# binders for making jerky



## frankg21 (Feb 19, 2015)

trying to make a jerky out of ground beef and can't get it to bind enough to use the jerky gun any ideas what to use?


----------



## gary s (Feb 19, 2015)

Cool let us know how it turns out, Probably some tips on here just use the search bar 

Gary


----------



## rgautheir20420 (Feb 19, 2015)

What fat ratio beef are you using? Can you explain you process a little further?

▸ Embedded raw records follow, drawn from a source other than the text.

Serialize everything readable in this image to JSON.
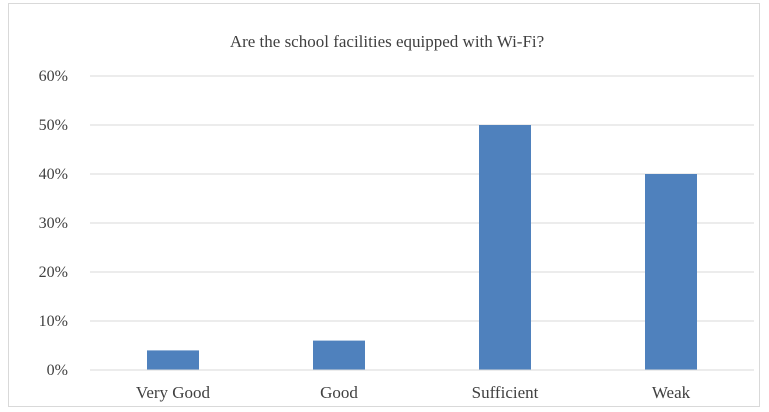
{
  "chart_data": {
    "type": "bar",
    "title": "Are the school facilities equipped with Wi-Fi?",
    "categories": [
      "Very Good",
      "Good",
      "Sufficient",
      "Weak"
    ],
    "values": [
      4,
      6,
      50,
      40
    ],
    "unit": "%",
    "ylim": [
      0,
      60
    ],
    "yticks": [
      "0%",
      "10%",
      "20%",
      "30%",
      "40%",
      "50%",
      "60%"
    ],
    "ytick_values": [
      0,
      10,
      20,
      30,
      40,
      50,
      60
    ],
    "grid": true,
    "legend": "none",
    "bar_color": "#4f81bd",
    "grid_color": "#d9d9d9",
    "text_color": "#404040"
  }
}
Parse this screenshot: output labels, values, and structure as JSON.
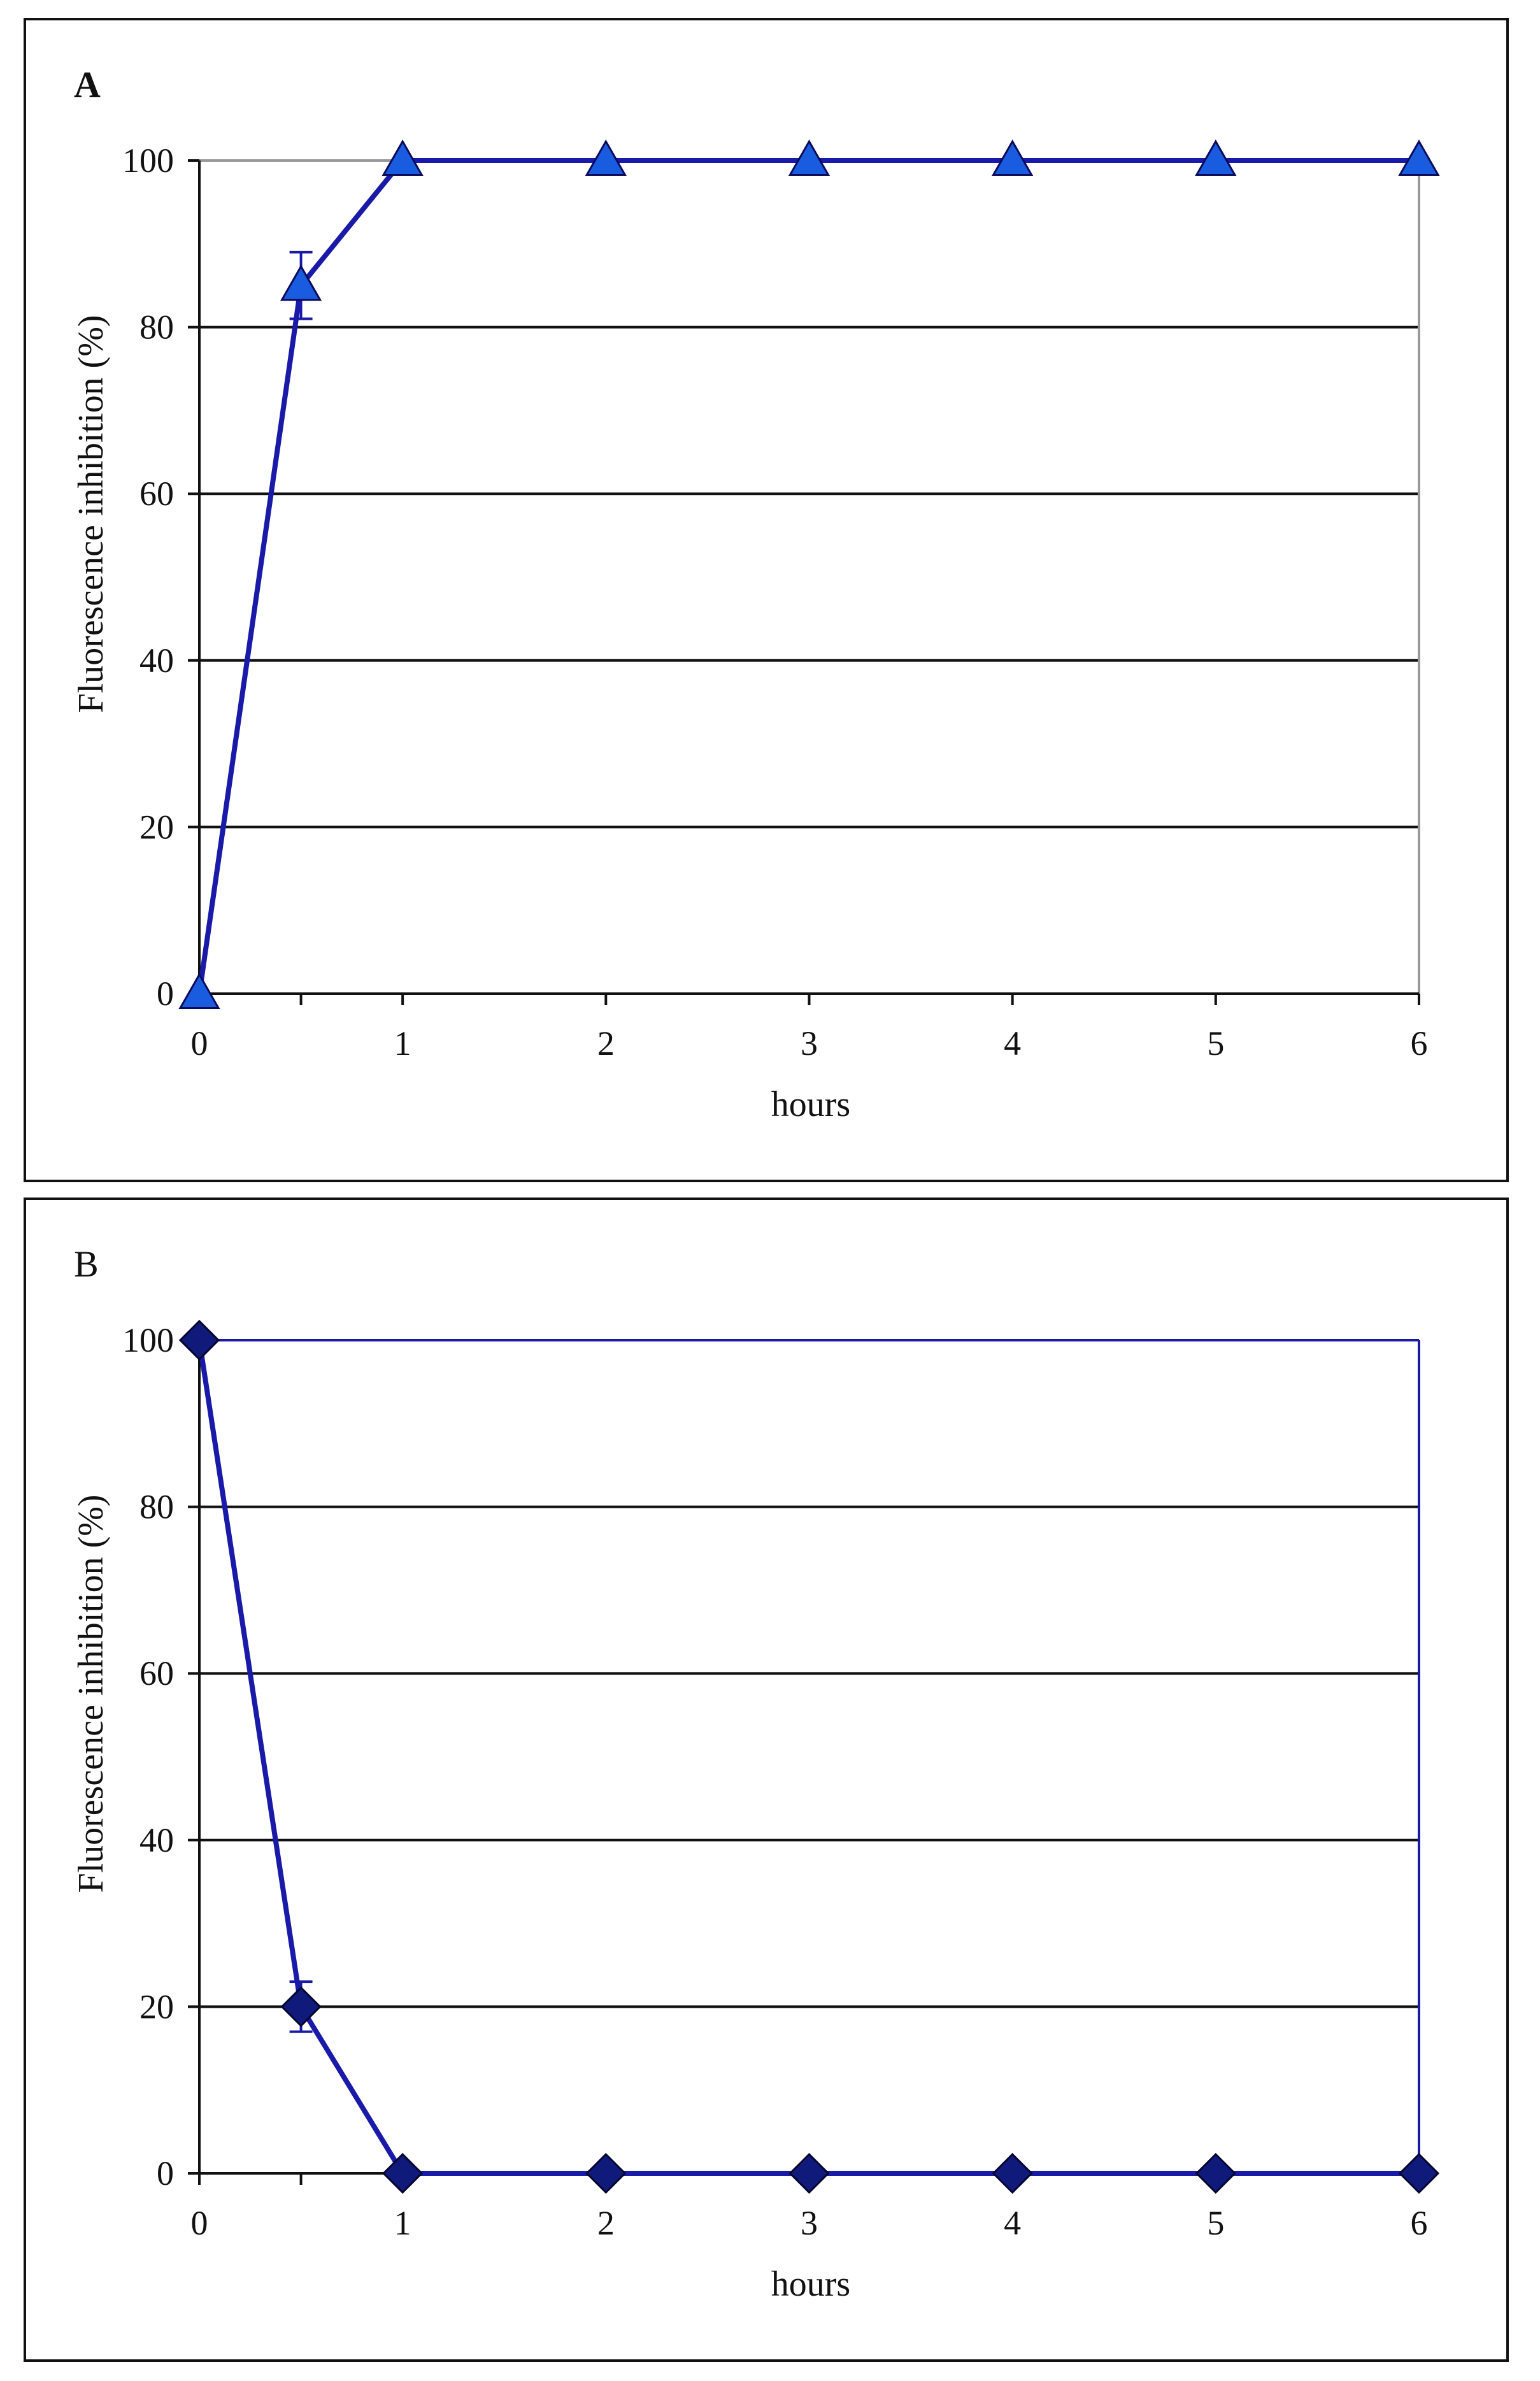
{
  "chart_data": [
    {
      "panel_label": "A",
      "type": "line",
      "xlabel": "hours",
      "ylabel": "Fluorescence inhibition (%)",
      "x": [
        0,
        0.5,
        1,
        2,
        3,
        4,
        5,
        6
      ],
      "x_tick_labels": [
        {
          "value": 0,
          "label": "0"
        },
        {
          "value": 0.5,
          "label": ""
        },
        {
          "value": 1,
          "label": "1"
        },
        {
          "value": 2,
          "label": "2"
        },
        {
          "value": 3,
          "label": "3"
        },
        {
          "value": 4,
          "label": "4"
        },
        {
          "value": 5,
          "label": "5"
        },
        {
          "value": 6,
          "label": "6"
        }
      ],
      "y_ticks": [
        0,
        20,
        40,
        60,
        80,
        100
      ],
      "xlim": [
        0,
        6
      ],
      "ylim": [
        0,
        100
      ],
      "grid": "horizontal",
      "plot_area_border_color": "#999999",
      "series": [
        {
          "marker": "triangle",
          "color": "#1a1aa8",
          "marker_fill": "#1a5ce0",
          "values": [
            0,
            85,
            100,
            100,
            100,
            100,
            100,
            100
          ],
          "error": [
            0,
            4,
            0,
            0,
            0,
            0,
            0,
            0
          ]
        }
      ]
    },
    {
      "panel_label": "B",
      "type": "line",
      "xlabel": "hours",
      "ylabel": "Fluorescence inhibition (%)",
      "x": [
        0,
        0.5,
        1,
        2,
        3,
        4,
        5,
        6
      ],
      "x_tick_labels": [
        {
          "value": 0,
          "label": "0"
        },
        {
          "value": 0.5,
          "label": ""
        },
        {
          "value": 1,
          "label": "1"
        },
        {
          "value": 2,
          "label": "2"
        },
        {
          "value": 3,
          "label": "3"
        },
        {
          "value": 4,
          "label": "4"
        },
        {
          "value": 5,
          "label": "5"
        },
        {
          "value": 6,
          "label": "6"
        }
      ],
      "y_ticks": [
        0,
        20,
        40,
        60,
        80,
        100
      ],
      "xlim": [
        0,
        6
      ],
      "ylim": [
        0,
        100
      ],
      "grid": "horizontal",
      "plot_area_border_color": "#1a1aa8",
      "series": [
        {
          "marker": "diamond",
          "color": "#1a1aa8",
          "marker_fill": "#0f1a7a",
          "values": [
            100,
            20,
            0,
            0,
            0,
            0,
            0,
            0
          ],
          "error": [
            0,
            3,
            0,
            0,
            0,
            0,
            0,
            0
          ]
        }
      ]
    }
  ]
}
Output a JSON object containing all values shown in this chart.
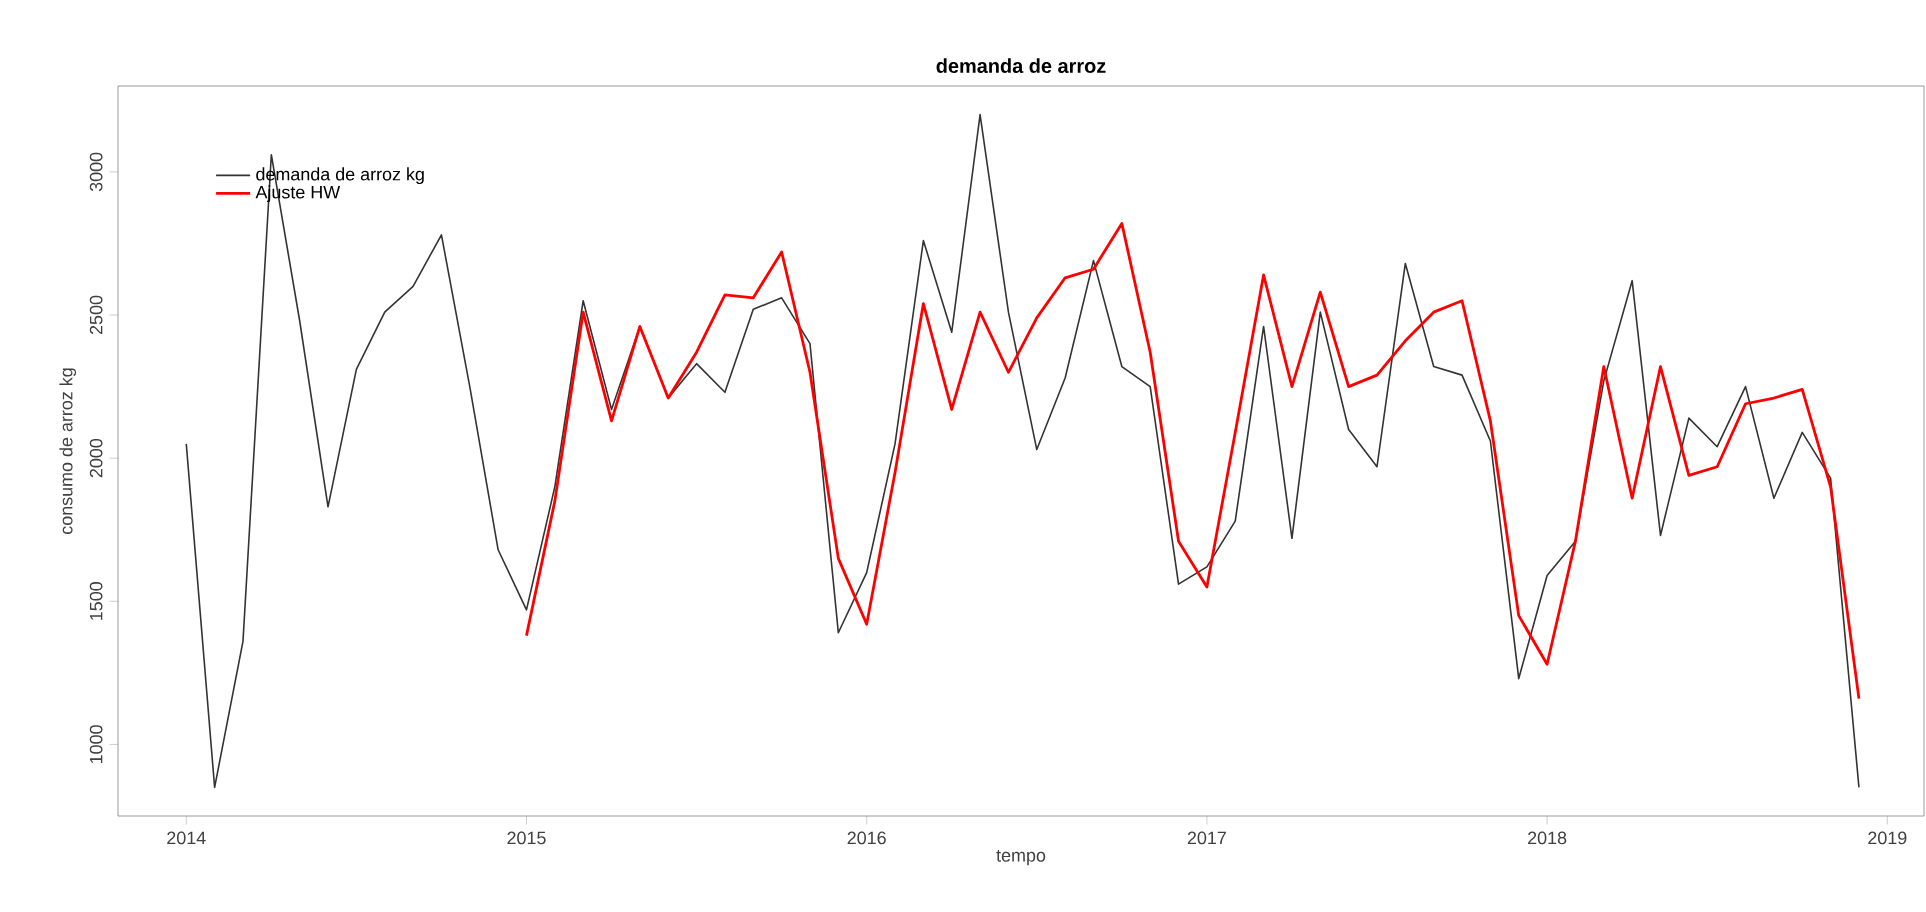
{
  "chart_data": {
    "type": "line",
    "title": "demanda de arroz",
    "xlabel": "tempo",
    "ylabel": "consumo de arroz kg",
    "xlim": [
      "2013-10-19",
      "2019-02-10"
    ],
    "ylim": [
      750,
      3300
    ],
    "xticks": [
      {
        "value": "2014-01-01",
        "label": "2014"
      },
      {
        "value": "2015-01-01",
        "label": "2015"
      },
      {
        "value": "2016-01-01",
        "label": "2016"
      },
      {
        "value": "2017-01-01",
        "label": "2017"
      },
      {
        "value": "2018-01-01",
        "label": "2018"
      },
      {
        "value": "2019-01-01",
        "label": "2019"
      }
    ],
    "yticks": [
      1000,
      1500,
      2000,
      2500,
      3000
    ],
    "legend": "top left",
    "grid": false,
    "marker": "none",
    "line_style": "solid",
    "series": [
      {
        "name": "demanda de arroz kg",
        "color": "#333333",
        "x": [
          "2014-01",
          "2014-02",
          "2014-03",
          "2014-04",
          "2014-05",
          "2014-06",
          "2014-07",
          "2014-08",
          "2014-09",
          "2014-10",
          "2014-11",
          "2014-12",
          "2015-01",
          "2015-02",
          "2015-03",
          "2015-04",
          "2015-05",
          "2015-06",
          "2015-07",
          "2015-08",
          "2015-09",
          "2015-10",
          "2015-11",
          "2015-12",
          "2016-01",
          "2016-02",
          "2016-03",
          "2016-04",
          "2016-05",
          "2016-06",
          "2016-07",
          "2016-08",
          "2016-09",
          "2016-10",
          "2016-11",
          "2016-12",
          "2017-01",
          "2017-02",
          "2017-03",
          "2017-04",
          "2017-05",
          "2017-06",
          "2017-07",
          "2017-08",
          "2017-09",
          "2017-10",
          "2017-11",
          "2017-12",
          "2018-01",
          "2018-02",
          "2018-03",
          "2018-04",
          "2018-05",
          "2018-06",
          "2018-07",
          "2018-08",
          "2018-09",
          "2018-10",
          "2018-11",
          "2018-12"
        ],
        "values": [
          2050,
          850,
          1360,
          3060,
          2480,
          1830,
          2310,
          2510,
          2600,
          2780,
          2250,
          1680,
          1470,
          1900,
          2550,
          2170,
          2460,
          2210,
          2330,
          2230,
          2520,
          2560,
          2400,
          1390,
          1600,
          2050,
          2760,
          2440,
          3200,
          2510,
          2030,
          2280,
          2690,
          2320,
          2250,
          1560,
          1620,
          1780,
          2460,
          1720,
          2510,
          2100,
          1970,
          2680,
          2320,
          2290,
          2060,
          1230,
          1590,
          1710,
          2270,
          2620,
          1730,
          2140,
          2040,
          2250,
          1860,
          2090,
          1930,
          850
        ]
      },
      {
        "name": "Ajuste HW",
        "color": "#ff0000",
        "x": [
          "2015-01",
          "2015-02",
          "2015-03",
          "2015-04",
          "2015-05",
          "2015-06",
          "2015-07",
          "2015-08",
          "2015-09",
          "2015-10",
          "2015-11",
          "2015-12",
          "2016-01",
          "2016-02",
          "2016-03",
          "2016-04",
          "2016-05",
          "2016-06",
          "2016-07",
          "2016-08",
          "2016-09",
          "2016-10",
          "2016-11",
          "2016-12",
          "2017-01",
          "2017-02",
          "2017-03",
          "2017-04",
          "2017-05",
          "2017-06",
          "2017-07",
          "2017-08",
          "2017-09",
          "2017-10",
          "2017-11",
          "2017-12",
          "2018-01",
          "2018-02",
          "2018-03",
          "2018-04",
          "2018-05",
          "2018-06",
          "2018-07",
          "2018-08",
          "2018-09",
          "2018-10",
          "2018-11",
          "2018-12"
        ],
        "values": [
          1380,
          1850,
          2510,
          2130,
          2460,
          2210,
          2370,
          2570,
          2560,
          2720,
          2300,
          1650,
          1420,
          1950,
          2540,
          2170,
          2510,
          2300,
          2490,
          2630,
          2660,
          2820,
          2370,
          1710,
          1550,
          2090,
          2640,
          2250,
          2580,
          2250,
          2290,
          2410,
          2510,
          2550,
          2130,
          1450,
          1280,
          1710,
          2320,
          1860,
          2320,
          1940,
          1970,
          2190,
          2210,
          2240,
          1900,
          1160
        ]
      }
    ]
  }
}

The meat should be mixed well enough until you can hang a ball of it upside down from your hand for a few seconds without it falling. To get this, you don't need a binder.


----------



## crazymoon (Feb 19, 2015)

FG, ditto on what RG says, seems awful lean beef if it doesn't  stick together?


----------



## gary s (Feb 19, 2015)

I'm watching and learning

Gary


----------



## 410mudslinger (Sep 23, 2019)

Just read this post, I know this is way behind. Let me tell you what I have found out, I have experimented with every kind of meat mixture you could possibly think of, from a little deer, beef, chicken, pork, turkey, from mixing all different quantities and I still couldn’t get it to stay together. I just took some off the dehydrator just plain beef, ground 2 times, 2nd time through a fine plate. The best seasoning I believe is through a company called “nesco”. I also started using a meat binder from a company called “butcher and packer”. I believe it is sodium phosphate and I add it after I mix my jerky seasoning, 1 teaspoon per 2 pounds of meat. I mix the jerky seasoning with a third cup of cold water per pound of meat, and after it is mixed I add the meat binder and mix it well with the meat. I use the $20 nesco jerky gun and I have had amazing results. Feel free to as me any questions you may have. In my opinion it makes an awesome product. Good Luck. Craig


----------



## daveomak (Sep 24, 2019)

Mix the meat until it gets sticky...


----------



## 410mudslinger (Sep 24, 2019)

Here is a pic of some of the finished jerky.


----------



## daveomak (Sep 24, 2019)

Looks good to me....  Looks like the stuff I make....


----------